Last, but not least, my hometown should have prepared me for the weather here given the city’s infamous appellation of ‘it always rains in Manchester’. But the inclement Burmese rainy season gets you down both literally, as with complete sobriety and much inelegance I’ve fallen flat on my back twice now because of my instability on slippery surfaces, as well as metaphorically, because we’re all a bit down-hearted as despite umbrellas and waterproofs we get hose-piped down with a significant part of the Indian ocean daily (Picture 6). However, the knowledge that it will end in 6-8 weeks and be followed by relentless sun gives a definite boost to collective morale. Upping this a level to a more relevant issue amongst the Burmese, suicide is not uncommon amongst the populace, most being farmers with small holdings who in their attempt to escape the debt cycle are preyed on by loan sharks with exorbitant interest rate demands. Burdened with crushing debt, often suicide is seen as a way of escaping an inextricable situation, no different than anywhere else in the world.
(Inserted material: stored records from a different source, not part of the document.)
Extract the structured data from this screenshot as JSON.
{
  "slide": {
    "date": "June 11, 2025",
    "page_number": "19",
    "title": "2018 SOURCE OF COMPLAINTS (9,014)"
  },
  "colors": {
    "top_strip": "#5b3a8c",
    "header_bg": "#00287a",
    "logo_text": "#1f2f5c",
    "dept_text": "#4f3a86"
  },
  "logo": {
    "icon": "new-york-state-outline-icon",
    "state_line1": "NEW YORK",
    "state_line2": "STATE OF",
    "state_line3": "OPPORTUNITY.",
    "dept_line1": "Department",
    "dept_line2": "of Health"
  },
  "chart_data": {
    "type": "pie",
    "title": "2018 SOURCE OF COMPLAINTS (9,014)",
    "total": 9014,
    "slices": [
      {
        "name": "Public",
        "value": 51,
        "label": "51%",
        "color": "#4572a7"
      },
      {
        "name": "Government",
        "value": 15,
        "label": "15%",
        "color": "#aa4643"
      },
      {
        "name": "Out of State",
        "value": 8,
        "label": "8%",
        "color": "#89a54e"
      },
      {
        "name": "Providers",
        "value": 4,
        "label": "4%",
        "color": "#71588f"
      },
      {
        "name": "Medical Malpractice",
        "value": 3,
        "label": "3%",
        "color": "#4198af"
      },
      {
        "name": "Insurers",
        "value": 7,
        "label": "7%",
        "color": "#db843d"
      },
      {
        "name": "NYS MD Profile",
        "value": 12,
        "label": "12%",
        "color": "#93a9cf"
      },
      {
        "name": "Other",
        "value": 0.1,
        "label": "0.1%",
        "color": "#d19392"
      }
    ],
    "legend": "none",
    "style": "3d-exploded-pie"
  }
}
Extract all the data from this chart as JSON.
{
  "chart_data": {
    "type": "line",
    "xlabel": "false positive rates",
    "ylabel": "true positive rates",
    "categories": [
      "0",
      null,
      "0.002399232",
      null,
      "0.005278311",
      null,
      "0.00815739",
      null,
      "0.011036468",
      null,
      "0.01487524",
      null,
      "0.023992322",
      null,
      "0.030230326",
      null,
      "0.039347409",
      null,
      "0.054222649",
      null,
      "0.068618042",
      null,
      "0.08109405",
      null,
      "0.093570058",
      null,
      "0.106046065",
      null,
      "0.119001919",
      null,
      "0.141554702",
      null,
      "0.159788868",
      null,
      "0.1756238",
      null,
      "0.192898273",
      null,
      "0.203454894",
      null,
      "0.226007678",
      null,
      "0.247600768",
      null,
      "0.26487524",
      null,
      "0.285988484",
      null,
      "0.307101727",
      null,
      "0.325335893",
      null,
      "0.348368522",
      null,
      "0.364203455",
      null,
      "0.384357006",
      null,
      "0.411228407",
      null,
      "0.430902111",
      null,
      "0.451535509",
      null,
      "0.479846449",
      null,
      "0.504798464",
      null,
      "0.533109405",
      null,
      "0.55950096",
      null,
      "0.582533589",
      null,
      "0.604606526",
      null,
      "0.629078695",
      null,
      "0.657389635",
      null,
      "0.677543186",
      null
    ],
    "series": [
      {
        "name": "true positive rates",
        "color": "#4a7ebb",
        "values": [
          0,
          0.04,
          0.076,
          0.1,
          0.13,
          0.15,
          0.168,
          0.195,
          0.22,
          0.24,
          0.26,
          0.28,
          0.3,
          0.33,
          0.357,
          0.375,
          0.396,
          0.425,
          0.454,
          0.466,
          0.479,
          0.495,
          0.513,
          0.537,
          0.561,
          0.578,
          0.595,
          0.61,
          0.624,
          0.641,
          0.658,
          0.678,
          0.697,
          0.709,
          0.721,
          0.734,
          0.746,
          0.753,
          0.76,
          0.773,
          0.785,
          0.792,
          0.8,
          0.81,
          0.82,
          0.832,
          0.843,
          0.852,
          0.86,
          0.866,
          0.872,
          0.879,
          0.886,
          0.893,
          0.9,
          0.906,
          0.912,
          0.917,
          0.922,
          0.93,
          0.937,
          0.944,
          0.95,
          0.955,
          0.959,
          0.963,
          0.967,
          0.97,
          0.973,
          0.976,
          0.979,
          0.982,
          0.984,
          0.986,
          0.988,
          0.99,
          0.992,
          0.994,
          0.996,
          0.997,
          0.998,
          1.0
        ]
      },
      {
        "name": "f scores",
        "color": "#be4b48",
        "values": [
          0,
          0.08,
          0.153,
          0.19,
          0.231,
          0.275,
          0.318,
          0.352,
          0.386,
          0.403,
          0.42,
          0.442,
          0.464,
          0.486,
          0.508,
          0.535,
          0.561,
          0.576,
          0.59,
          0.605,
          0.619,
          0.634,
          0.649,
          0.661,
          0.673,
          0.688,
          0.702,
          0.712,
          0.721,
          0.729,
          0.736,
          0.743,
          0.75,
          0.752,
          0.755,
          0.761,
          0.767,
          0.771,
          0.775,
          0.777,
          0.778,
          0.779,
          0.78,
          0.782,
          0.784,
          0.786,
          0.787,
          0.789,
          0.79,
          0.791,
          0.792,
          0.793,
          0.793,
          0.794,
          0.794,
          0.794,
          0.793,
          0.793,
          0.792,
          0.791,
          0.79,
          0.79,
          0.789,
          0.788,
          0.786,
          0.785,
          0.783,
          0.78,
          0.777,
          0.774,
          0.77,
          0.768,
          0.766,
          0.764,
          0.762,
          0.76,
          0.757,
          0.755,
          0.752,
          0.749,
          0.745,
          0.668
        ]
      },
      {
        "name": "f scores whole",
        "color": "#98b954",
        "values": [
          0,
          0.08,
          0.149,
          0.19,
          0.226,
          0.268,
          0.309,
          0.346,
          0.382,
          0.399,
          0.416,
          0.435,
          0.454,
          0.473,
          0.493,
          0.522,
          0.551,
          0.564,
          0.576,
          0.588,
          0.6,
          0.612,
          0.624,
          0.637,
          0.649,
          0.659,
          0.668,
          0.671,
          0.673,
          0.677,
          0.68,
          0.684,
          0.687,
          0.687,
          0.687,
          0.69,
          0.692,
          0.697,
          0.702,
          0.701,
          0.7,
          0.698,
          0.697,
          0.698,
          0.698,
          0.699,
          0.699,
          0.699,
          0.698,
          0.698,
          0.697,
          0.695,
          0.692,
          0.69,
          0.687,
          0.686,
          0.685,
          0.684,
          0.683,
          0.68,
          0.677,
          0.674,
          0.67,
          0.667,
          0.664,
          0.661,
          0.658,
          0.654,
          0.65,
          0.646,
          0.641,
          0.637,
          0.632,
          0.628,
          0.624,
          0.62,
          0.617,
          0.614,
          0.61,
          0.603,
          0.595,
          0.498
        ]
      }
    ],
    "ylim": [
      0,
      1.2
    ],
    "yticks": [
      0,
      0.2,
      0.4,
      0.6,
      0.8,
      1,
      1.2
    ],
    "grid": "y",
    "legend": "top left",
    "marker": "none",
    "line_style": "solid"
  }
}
But, depression is now being recognised as an important illness and not family embarrassment to be hidden and men are more open about their feelings which can only be good. Interestingly, Buddhist devotees believe that if one commits suicide, he or she will commit suicide again for the next 500 lives: a definite further disincentive if one needed one.
And I will finish this blog as I hear the rain stepping up its intensity outside with a memory from my teenage years; Jose Feliciano’s song which launched his career: ‘Listen to the pouring rain, listen to it pour; and with every drop of rain, you know I love you more’ – pity about the last line.